Leading US paleontologists are calling for a worldwide halt to the sale of vertebrate dinosaur fossils. The booming market for specimens, driven by their popularity with wealthy private collectors, including Hollywood stars, is pushing up prices and putting them out of reach of museums and scientists, they say. From a report: While the art market is organized around brand-name artists, dinosaur sales are all about celebrity species, with a tyrannosaurus rex skeleton fetching up to $10m, although the velociraptor is the most prized. The price tag for a triceratops's skull is $170,000 to $400,000, and a diplodocus is $570,000 to $1.1m. Last year a complete egg of an aepyornis maximus, otherwise known as an elephant bird, sold for $130,000 -- roughly five times what it would have gone for a decade earlier.

Last year the US Society of Vertebrate Palaeontology (SVP) called on the Parisian auction house Aguttes to cancel a sale inside the Eiffel tower that contained just one lot: a 29-foot-long dinosaur of a yet-to-be identified species. The winning bidder paid $2.3m for the piece. Executive members of the society drew attention to the claim that the winning bidder could name the species, calling that assertion "misleading because the naming of new species is governed by the rules of the International Code of Nomenclature." "The sale of all fossils is inappropriate," says Catherine Badgley, former president of the SVP, which represents more than 2,200 international palaeontologists. "Many, particularly vertebrate fossils, are rarely common, and it's certainly not the case for dinosaurs. The commodification is in principle inappropriate because it motivates unscrupulous people."

2 of 97 comments (clear)

  1. They can keep the fossils by Khyber · · Score: 3, Informative

    I just want the gemified/agatized bone. That shit is awesome looking when cut and polished.

    --
    Still waiting on Serviscope_minor to wake up to fucking reality and realize that Jessica Price isn't going to fuck him.
  2. Re:Museums aren't much better by physicsphairy · · Score: 3, Informative

    About 20 million artifacts were destroyed just this past September when the National Museum of Brazil went up in flames. I expect even more have been decimated in the museums and historical displays targeted by ISIS. Unless it's a nuclear bunker, collecting everything you want to save in a single spot is not necessarily a great idea for preserving it all. Not to mention that, in general, museums have to deal with a lot of theft and vandalism. Many hugely significant artifacts have simply disappeared. Maybe just because of bad bookkeeping, maybe something more nefarious.
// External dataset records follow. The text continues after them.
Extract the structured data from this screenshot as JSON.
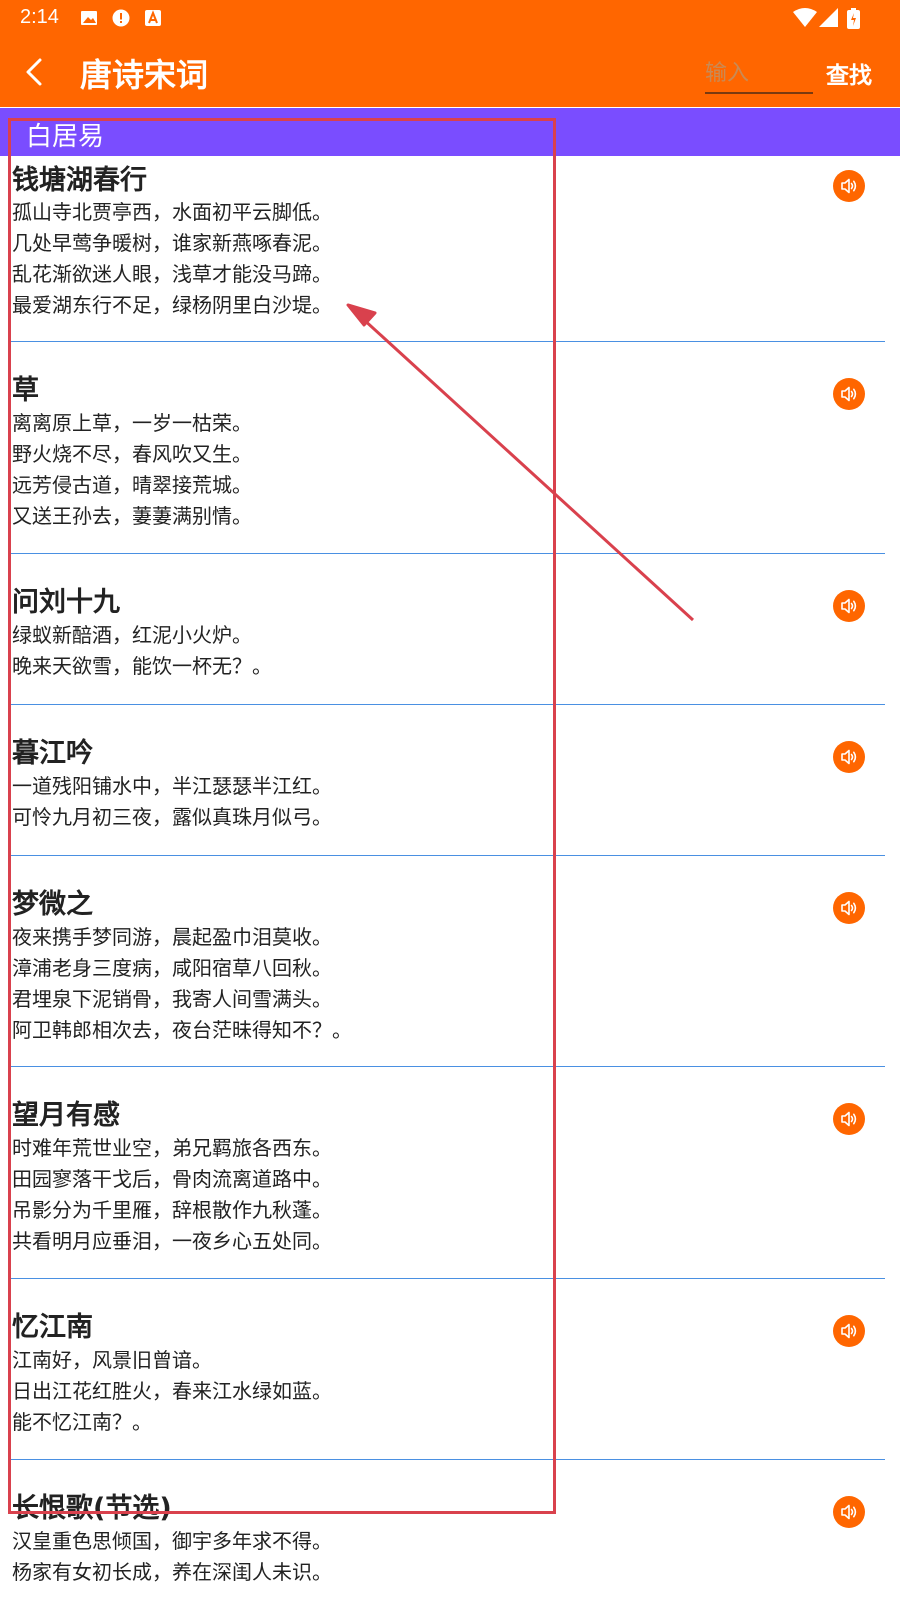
{
  "status_bar": {
    "time": "2:14"
  },
  "header": {
    "title": "唐诗宋词",
    "search_placeholder": "输入",
    "search_button": "查找"
  },
  "author": "白居易",
  "poems": [
    {
      "title": "钱塘湖春行",
      "lines": [
        "孤山寺北贾亭西，水面初平云脚低。",
        "几处早莺争暖树，谁家新燕啄春泥。",
        "乱花渐欲迷人眼，浅草才能没马蹄。",
        "最爱湖东行不足，绿杨阴里白沙堤。"
      ]
    },
    {
      "title": "草",
      "lines": [
        "离离原上草，一岁一枯荣。",
        "野火烧不尽，春风吹又生。",
        "远芳侵古道，晴翠接荒城。",
        "又送王孙去，萋萋满别情。"
      ]
    },
    {
      "title": "问刘十九",
      "lines": [
        "绿蚁新醅酒，红泥小火炉。",
        "晚来天欲雪，能饮一杯无？。"
      ]
    },
    {
      "title": "暮江吟",
      "lines": [
        "一道残阳铺水中，半江瑟瑟半江红。",
        "可怜九月初三夜，露似真珠月似弓。"
      ]
    },
    {
      "title": "梦微之",
      "lines": [
        "夜来携手梦同游，晨起盈巾泪莫收。",
        "漳浦老身三度病，咸阳宿草八回秋。",
        "君埋泉下泥销骨，我寄人间雪满头。",
        "阿卫韩郎相次去，夜台茫昧得知不？。"
      ]
    },
    {
      "title": "望月有感",
      "lines": [
        "时难年荒世业空，弟兄羁旅各西东。",
        "田园寥落干戈后，骨肉流离道路中。",
        "吊影分为千里雁，辞根散作九秋蓬。",
        "共看明月应垂泪，一夜乡心五处同。"
      ]
    },
    {
      "title": "忆江南",
      "lines": [
        "江南好，风景旧曾谙。",
        "日出江花红胜火，春来江水绿如蓝。",
        "能不忆江南？。"
      ]
    },
    {
      "title": "长恨歌(节选)",
      "lines": [
        "汉皇重色思倾国，御宇多年求不得。",
        "杨家有女初长成，养在深闺人未识。"
      ]
    }
  ]
}
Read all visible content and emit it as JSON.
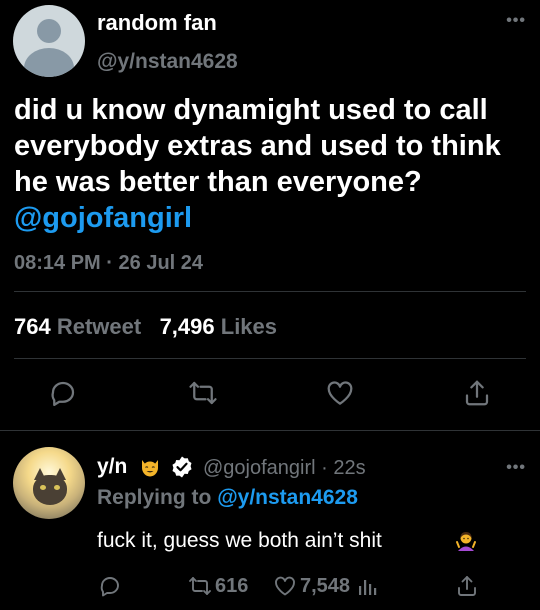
{
  "main_tweet": {
    "display_name": "random fan",
    "handle": "@y/nstan4628",
    "text": "did u know dynamight used to call everybody extras and used to think he was better than everyone?",
    "mention": "@gojofangirl",
    "time": "08:14 PM",
    "date": "26 Jul 24",
    "date_separator": "·",
    "retweets_count": "764",
    "retweets_label": "Retweet",
    "likes_count": "7,496",
    "likes_label": "Likes",
    "more_icon": "more-horizontal-icon"
  },
  "reply": {
    "display_name": "y/n",
    "name_emoji": "smiling-cat-emoji",
    "verified": true,
    "handle": "@gojofangirl",
    "separator": "·",
    "age": "22s",
    "replying_label": "Replying to",
    "replying_handle": "@y/nstan4628",
    "text": "fuck it, guess we both ain’t shit",
    "text_emoji": "person-shrugging-emoji",
    "retweet_count": "616",
    "like_count": "7,548"
  },
  "colors": {
    "background": "#000000",
    "text_primary": "#ffffff",
    "text_secondary": "#71767b",
    "link": "#1d9bf0",
    "divider": "#2f3336"
  }
}
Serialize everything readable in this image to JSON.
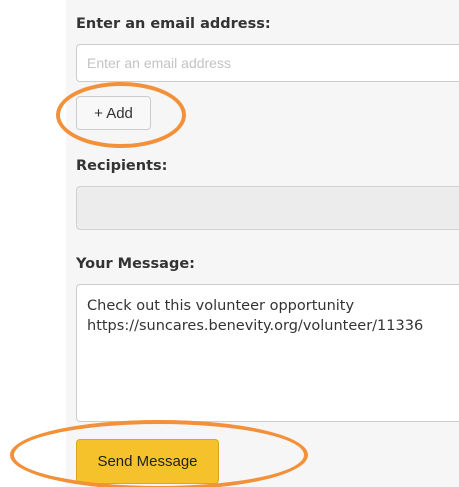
{
  "form": {
    "email_label": "Enter an email address:",
    "email_value": "",
    "email_placeholder": "Enter an email address",
    "add_label": "+ Add",
    "recipients_label": "Recipients:",
    "message_label": "Your Message:",
    "message_text": "Check out this volunteer opportunity\nhttps://suncares.benevity.org/volunteer/11336",
    "send_label": "Send Message"
  },
  "colors": {
    "send_button": "#f6c22c",
    "highlight_ring": "#f2913a"
  }
}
    Packing artifacts in creates might be better than handing them out as souvenirs to passing tourists, but I don't think it's better than letting people who can afford state-of-the-art security and fire suppressant systems make them their prized possessions. The real risk to these artifacts is being insufficiently valued by society in general. That's when they will be disposed, put in insufficiently safe storage (government funded or not), or even ground up to make "medicine." Historical artifacts selling for millions may not match with the socially enlightened future imagined by Star Trek, but it's an awful lot better than many more likely alternatives.